Island Hopping

3 min read
Bali and the Maldives may be your preferred island destinations, but you can enjoy the sun, sand and sea while staying safe at one of several unspoilt islands located a short boat ride away from mainland Singapore.

KUSU ISLAND
Kusu, in Hokkien, means ‘tortoise’ or ‘turtle’. The story goes that two fishermen — a Chinese and a Malay — were out at sea when their ship was wrecked. To save them from drowning, a giant tortoise turned itself into an island — hence, the island’s name. The men were so grateful that they built a Taoist shrine and a Muslim keramat (‘shrine’ in Malay). Over the years, the island has become the site of an annual pilgrimage that draws hordes of devotees to Da Bo Gong, a Chinese temple, and also to the Malay keramat. In case you’re wondering, a sanctuary for different breeds of turtles does exist on the island.

Getting there: Take a ferry ride from Marina South Pier.

What to do: Pay a visit to the Da Bo Gong Temple and make a wish at the wishing well. If you have children in tow, you’ll want to drop in at the turtle shelter, after which you could go swimming or snorkelling. Thanks to marine biodiversity conservation efforts, the waters surrounding the island harbour tons of coral reefs, fish and other marine life.

ST JOHN’S ISLAND
Located roughly 6.5km south of Singapore, St John’s Island is home to a range of wildlife and marine research centres. These include the Marine Aquaculture Centre and St John’s Island National Marine Laboratory, both of which manage areas that are restricted from public access. However, visitors are welcome to drop in at the Marine Park Outreach and Education Centre. The island is popular with anglers.

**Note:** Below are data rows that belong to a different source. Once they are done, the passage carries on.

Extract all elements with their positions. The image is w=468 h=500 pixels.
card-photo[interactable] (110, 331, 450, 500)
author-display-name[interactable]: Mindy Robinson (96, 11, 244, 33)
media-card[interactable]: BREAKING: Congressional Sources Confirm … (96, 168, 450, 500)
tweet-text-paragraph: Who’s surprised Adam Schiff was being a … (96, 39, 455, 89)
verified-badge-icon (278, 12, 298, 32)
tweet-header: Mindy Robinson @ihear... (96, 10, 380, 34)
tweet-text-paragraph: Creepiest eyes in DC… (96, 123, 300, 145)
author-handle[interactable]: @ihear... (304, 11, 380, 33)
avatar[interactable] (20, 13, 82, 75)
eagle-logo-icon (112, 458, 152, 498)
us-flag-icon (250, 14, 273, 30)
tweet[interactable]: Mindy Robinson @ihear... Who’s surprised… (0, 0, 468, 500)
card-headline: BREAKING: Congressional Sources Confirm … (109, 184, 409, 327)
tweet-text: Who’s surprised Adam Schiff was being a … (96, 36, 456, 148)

Getting there: Catch a ferry from Marina South Pier.

What to do: St John’s Island boasts different types of coral, reef fish, sea sponges and seagrass. Check the tide forecast to pick a time for an intertidal walk to experience these natural wonders.

NParks also organises a curated trail showcasing the biodiversity and history of St John’s Island and Sisters’ Island Marine Park. However, there’s only one tour a month and slots are limited. For more information, log onto https://www.nparks.gov.sg/gardens-parks-and-nature/parks-and-nature-reserves/sisters-islands-marine-park/st-johns-island-trail.

To get away from the crowds, St John’s Island has accommodation you can book for an overnight stay.

PULAU UBIN
Shaped like a boomerang, this 1,020-hectare island is home to some of Singapore’s last kampungs as well as the Chek Jawa wetlands, one of Singapore’s richest ecosystems.

Getting there: Take a short bumboat ride from Changi Point Ferry Terminal.

What to do: Boasting lush greenery and abundant wildlife, Pulau Ubin has a lot to offer
nature lovers. You can go birdwatching, visit the Ubin fruit orchard and
explore abandoned quarries. Head to the eastern part of the island to check
out the old restored houses and the Chek Jawa wetlands. As you stroll the
boardwalk, keep an eye out for fiddler crabs. Sports enthusiasts can take on the island’s
challenging biking trails or kayak around the island.